ARE OUT-OF-TOWN guests coming and you don't know how to entertain them? Relax. When that carload of cranky visitors shows up, just jump in the back seat and tell them to keep driving to Canada, where the air is clean, football is played in the summer, and the French are a persecuted minority.
Sound too good to be true?
Those are just a few of the delightful quirks of this vast, puck-infested land that make going there almost like visiting another country. Plus, Canada is conveniently located, has clean restrooms, is open 24 hours a day, seven days a week and, if your guests spill drinks on it, you just drive away.
One of Canada's prime attractions - besides the funny accent, eh? - is Canadian beer, which is the philosophical opposite of light beer. In addition to being a delightfully full-bodied disinfectant, Canadian beer is a willing accomplice to Canadian cuisine, such as french fries with brown gravy, a ham-like bacon, moose pie, brown gravy with french fries, antler chips, powerful smelling cigarettes and fried potato strips in a brown sauce.
In order to balance its strong beer, Canada has light money (one fourth less buying power than regular money). But don't let those board-game colors fool you: Canadians gladly trade these Victorian wallpaper swatches for goods and services, just like real money, which is a uniform green and has a dead white man's picture in the center. If you and your guests have trouble telling the
denominations apart, just remember there's a maple leaf on their single, a beaver on their five, William Shatner on the sawbuck, and Gordie Howe on the 50. Figuring the exchange rate is easy if you remember this simple formula: To get from Canadian to U.S., multiply by 5/9 and subtract 32. And don't act like a tourist and say "dollars"; Canada uses the metric system and measures currency in Imperial kiloliters.
Driving in British Columbia (Fact: British Columbia is neither British nor Columbian) can be somewhat scary for an American (or "idiot hoser from the states," as the locals often good-naturedly josh in their playful Arctic way). B.C. has mandatory no-fault car insurance provided by the government, which makes drivers there a little more casual about automotive contact than you or a demolition derby driver might be.
When you arrive, maneuvering your vehicle can be difficult because 98 percent of Canadians huddle against the border, loudly proclaiming how awful the U.S. is and how they would never live there, and spilling Cokes on their Chevies in the McDonald's parking lot. Just drive three miles north and you'll have the place to yourself.
On the bright side, driving in Canada can be lots of fun because the speed limit is usually 100. In fact, feel free to flout traffic laws like a native, because those Mounties couldn't catch you even if they were riding Kentucky Derby winners. Yugo drivers, however, should have passports and bribe money handy, just as in Mexico.
Primitive emptiness is everywhere up north, even on radio and TV, which are subject to Canadian content rules requiring a large portion of airtime be devoted to Canadian artists. If your guests yearn - or even hanker - for Burton Cummings, Loverboy, April Wine or Chilliwack, then by golly they can probably stomach Canadian TV game shows, too, many of which offer prizes in excess of $200 (Canadian).

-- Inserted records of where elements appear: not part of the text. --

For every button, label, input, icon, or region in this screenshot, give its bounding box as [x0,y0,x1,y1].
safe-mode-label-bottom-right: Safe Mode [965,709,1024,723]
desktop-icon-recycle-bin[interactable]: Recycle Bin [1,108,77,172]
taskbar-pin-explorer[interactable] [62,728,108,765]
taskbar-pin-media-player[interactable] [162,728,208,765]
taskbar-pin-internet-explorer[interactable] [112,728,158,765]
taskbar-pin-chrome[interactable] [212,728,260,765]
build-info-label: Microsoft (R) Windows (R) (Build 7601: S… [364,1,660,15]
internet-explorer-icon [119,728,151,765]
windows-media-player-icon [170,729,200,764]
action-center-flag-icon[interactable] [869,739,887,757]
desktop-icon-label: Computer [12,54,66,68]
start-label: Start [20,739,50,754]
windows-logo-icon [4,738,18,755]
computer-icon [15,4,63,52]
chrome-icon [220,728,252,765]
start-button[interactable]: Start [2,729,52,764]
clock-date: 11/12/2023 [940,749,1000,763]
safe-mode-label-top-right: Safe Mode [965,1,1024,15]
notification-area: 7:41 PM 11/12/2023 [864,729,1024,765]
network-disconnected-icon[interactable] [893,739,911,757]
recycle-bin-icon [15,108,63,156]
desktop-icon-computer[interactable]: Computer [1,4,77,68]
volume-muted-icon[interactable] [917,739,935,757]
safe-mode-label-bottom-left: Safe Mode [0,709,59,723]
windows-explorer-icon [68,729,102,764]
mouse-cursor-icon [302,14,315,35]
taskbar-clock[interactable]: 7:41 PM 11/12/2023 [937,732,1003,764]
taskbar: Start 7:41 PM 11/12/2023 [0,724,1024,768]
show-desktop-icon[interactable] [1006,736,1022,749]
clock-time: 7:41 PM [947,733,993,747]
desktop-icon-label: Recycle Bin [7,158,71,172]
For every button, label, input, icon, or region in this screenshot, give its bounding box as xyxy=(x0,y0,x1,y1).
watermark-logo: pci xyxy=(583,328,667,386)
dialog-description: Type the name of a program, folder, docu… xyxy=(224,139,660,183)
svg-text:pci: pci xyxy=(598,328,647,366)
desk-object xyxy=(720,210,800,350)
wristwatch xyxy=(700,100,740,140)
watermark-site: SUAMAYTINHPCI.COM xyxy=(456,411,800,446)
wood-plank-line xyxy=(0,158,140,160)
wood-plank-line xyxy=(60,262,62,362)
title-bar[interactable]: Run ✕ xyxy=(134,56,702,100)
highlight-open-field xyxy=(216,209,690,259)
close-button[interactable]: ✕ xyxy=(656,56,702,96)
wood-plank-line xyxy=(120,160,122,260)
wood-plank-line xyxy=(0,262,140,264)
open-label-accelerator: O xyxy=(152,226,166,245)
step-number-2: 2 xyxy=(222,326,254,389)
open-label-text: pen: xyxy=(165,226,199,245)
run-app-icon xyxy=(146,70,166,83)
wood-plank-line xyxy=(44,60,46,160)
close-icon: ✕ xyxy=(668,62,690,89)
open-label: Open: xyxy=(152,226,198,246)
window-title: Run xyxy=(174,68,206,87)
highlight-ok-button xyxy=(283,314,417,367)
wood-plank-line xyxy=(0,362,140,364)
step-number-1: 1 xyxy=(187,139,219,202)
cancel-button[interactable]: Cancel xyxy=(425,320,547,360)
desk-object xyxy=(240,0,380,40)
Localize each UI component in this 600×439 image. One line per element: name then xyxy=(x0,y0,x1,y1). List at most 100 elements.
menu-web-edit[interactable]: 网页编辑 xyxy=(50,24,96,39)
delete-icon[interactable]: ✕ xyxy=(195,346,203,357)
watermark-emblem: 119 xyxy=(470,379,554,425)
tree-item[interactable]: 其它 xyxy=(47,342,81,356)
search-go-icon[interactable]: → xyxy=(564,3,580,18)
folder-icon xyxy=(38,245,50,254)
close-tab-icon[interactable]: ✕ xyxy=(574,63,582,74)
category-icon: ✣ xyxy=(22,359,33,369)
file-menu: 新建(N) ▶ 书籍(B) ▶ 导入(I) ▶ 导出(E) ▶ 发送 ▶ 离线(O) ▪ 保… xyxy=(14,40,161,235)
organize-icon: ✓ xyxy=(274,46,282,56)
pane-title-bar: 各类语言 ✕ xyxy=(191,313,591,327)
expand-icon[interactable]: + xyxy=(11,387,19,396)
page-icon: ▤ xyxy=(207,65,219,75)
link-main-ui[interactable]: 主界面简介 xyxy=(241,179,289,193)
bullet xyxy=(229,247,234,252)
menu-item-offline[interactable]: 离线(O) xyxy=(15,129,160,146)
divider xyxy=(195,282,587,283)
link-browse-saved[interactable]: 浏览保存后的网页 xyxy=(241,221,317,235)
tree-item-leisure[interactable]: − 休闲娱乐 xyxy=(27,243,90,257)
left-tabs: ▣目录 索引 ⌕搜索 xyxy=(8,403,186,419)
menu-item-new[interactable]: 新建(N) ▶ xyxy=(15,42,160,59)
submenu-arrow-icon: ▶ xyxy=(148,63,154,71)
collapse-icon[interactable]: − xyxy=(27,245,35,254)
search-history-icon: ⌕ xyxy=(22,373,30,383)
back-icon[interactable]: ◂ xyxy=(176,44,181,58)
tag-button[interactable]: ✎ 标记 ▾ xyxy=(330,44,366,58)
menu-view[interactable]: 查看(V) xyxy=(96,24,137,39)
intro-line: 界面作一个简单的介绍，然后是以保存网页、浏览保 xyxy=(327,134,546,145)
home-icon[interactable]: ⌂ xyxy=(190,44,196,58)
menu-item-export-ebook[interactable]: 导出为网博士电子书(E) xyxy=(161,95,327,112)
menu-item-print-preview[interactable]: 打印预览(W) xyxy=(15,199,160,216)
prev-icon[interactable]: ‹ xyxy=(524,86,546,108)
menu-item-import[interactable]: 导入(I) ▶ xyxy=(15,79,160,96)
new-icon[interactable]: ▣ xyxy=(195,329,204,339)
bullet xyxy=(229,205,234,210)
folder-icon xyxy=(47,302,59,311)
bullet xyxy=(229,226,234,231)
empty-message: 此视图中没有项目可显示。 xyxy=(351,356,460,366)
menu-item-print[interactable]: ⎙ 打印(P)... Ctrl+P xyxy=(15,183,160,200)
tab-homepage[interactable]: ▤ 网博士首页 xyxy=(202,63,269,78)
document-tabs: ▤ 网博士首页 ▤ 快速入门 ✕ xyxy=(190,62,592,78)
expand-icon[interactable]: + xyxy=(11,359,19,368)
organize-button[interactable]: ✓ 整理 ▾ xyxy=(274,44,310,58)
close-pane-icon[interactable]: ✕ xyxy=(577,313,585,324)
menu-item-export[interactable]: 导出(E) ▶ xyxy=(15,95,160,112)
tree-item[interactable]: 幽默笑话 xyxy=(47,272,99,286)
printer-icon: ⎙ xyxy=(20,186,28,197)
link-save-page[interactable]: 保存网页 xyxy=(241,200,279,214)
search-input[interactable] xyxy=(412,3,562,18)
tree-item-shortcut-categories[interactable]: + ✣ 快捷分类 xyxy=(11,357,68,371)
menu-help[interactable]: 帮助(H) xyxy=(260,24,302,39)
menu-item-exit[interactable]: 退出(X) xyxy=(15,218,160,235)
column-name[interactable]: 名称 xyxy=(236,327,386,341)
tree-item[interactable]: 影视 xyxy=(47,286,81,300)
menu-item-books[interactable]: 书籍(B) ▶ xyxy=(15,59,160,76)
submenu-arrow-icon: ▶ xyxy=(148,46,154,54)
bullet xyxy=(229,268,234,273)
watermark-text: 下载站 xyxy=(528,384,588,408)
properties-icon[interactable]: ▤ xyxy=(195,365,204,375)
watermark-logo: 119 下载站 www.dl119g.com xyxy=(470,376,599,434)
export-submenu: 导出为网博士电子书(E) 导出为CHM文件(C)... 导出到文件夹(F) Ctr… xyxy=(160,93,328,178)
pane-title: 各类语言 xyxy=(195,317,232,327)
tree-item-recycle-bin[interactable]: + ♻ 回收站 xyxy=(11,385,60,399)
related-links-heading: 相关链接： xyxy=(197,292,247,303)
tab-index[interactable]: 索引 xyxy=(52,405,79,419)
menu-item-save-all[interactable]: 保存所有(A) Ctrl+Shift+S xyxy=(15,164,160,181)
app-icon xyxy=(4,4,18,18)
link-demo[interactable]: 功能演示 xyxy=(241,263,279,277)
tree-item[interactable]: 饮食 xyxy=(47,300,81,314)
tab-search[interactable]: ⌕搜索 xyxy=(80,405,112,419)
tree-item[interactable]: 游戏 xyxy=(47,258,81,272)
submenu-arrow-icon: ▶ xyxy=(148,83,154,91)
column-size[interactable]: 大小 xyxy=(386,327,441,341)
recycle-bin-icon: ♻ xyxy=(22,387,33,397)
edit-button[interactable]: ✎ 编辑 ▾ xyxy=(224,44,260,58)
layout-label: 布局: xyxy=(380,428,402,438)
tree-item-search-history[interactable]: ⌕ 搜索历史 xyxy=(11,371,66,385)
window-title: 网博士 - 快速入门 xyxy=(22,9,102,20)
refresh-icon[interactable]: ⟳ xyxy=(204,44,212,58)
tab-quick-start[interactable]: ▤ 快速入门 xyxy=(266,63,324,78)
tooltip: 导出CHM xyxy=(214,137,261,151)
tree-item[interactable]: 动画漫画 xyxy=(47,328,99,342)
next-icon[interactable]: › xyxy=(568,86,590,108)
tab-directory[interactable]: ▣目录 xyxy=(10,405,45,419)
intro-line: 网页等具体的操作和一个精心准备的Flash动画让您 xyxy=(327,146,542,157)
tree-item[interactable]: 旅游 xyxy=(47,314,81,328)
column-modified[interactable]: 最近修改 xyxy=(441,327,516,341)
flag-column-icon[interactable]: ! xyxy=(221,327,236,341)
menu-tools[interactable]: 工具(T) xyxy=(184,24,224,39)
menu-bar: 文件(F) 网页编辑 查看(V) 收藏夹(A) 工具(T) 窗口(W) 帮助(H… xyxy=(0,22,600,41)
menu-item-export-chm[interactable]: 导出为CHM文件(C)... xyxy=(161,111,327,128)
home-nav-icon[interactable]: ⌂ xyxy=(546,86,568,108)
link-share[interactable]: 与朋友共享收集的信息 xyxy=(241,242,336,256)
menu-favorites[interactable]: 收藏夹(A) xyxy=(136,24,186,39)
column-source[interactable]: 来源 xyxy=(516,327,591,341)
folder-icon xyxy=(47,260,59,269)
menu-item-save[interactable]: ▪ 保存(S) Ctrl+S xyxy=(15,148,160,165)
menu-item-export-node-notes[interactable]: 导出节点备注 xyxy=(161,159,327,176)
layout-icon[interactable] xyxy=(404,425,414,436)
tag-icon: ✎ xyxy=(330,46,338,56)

ALTHOUGH CANADA HAS THE look and feel of an overgrown theme park, before entering you must pass a Canadian customs inspection, which consists of several tough questions:
1. "How long will you be in Canada?"
2. "Where did you hide the illicit narcotics or firearms?"
3. "Do you want gravy on your fries?"
Be sure your responses are in both French and English, as required by law.
Coming home, you will have to pass through U.S. customs. Although U.S. customs may seem like an incredibly slow toll booth, do not take the customs people lightly. When they ask you if you have anything to declare, do not say something like, "No, unless plutonium and heroin are considered fresh fruit," even though they should realize that's a real funny joke.
And because of our nation's zero-tolerance policy, you might not get back in the country at all if there is something about you the customs person cannot tolerate, such as you just had a fun Canadian vacation while he was stuck in a humid booth listening to strangers say, "We have nothing to declare" as their tailpipes drag from the load of Chivas Regal in the trunk, which is probably the real reason they stripped my car and asked me questions about plutonium and heroin for five hours.
BILL MUSE IS A FREELANCE WRITER LIVING IN BOTHELL.